While I was a repeat listener of the “Pitch Perfect” soundtrack, I most certainly had no desire to return to the film itself.  In my (admittedly harsh) review of the first film, I dubbed it “a comedy that inspires more groans than laughs and thinks it has a whole lot more insightful things to say about growing up than it actually does.”

So color me surprised to count myself a fan of “Pitch Perfect 2,” the rare Hollywood sequel that actually learns the correct lessons from the success of the original.  The music is tighter and catchier than before; the message, more potent and impactful.  The characters, too, are more relatable and hilarious the second time around.

Writer Kay Cannon, returning to script the series’ follow-up, cuts down the “aca-nnoying” pun humor to much more reasonable levels and finds great hilarity in just having the Barden Bellas interact with each other.  At times, she does this to the point of fault, as the many subplots of “Pitch Perfect 2” often overpower the main narrative of the group trying to regain their former glory after an ignominious display at the Kennedy Center.

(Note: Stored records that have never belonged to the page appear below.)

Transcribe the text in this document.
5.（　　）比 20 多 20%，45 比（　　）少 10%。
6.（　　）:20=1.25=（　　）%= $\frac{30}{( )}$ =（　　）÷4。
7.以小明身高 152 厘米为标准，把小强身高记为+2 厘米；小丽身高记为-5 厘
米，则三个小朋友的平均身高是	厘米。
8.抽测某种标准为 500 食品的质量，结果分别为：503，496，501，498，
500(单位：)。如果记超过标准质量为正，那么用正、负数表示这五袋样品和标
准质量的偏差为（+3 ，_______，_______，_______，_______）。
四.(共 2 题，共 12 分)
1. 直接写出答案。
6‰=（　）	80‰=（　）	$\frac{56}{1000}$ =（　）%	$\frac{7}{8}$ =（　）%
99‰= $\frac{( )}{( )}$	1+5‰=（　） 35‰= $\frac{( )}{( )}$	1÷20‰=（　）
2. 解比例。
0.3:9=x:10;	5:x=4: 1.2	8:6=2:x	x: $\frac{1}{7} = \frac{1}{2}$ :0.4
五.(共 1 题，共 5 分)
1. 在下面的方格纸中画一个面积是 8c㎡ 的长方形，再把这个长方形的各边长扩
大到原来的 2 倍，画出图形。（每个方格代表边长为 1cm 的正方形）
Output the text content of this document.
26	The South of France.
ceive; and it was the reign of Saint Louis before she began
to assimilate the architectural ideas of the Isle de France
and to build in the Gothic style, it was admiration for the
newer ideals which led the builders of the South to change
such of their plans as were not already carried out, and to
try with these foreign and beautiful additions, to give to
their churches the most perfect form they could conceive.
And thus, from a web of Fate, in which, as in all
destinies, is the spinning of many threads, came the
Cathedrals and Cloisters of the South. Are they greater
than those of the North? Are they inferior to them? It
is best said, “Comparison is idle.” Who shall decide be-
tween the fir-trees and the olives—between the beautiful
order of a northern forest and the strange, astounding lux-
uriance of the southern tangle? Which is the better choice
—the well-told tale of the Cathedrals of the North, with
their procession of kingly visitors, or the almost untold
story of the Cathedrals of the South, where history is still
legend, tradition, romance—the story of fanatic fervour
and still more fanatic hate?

That preoccupation with the personal hardly does harm to the movie, though, as these scenes are the highlight of the film.  Watching Anna Kendrick’s Beca attempting the tricky balance of professional exploration at a music company with her duties to the Bellas rings so true, and it also gives the actress a chance to showcase her vibrant range of emotions beyond the scowl she was limited to in the first “Pitch Perfect.”  Rebel Wilson’s Fat Amy is another undeniable highlight, given a hysterical romantic arc with Adam DeVine’s Bumper; the two play off each other with remarkable comic intuition.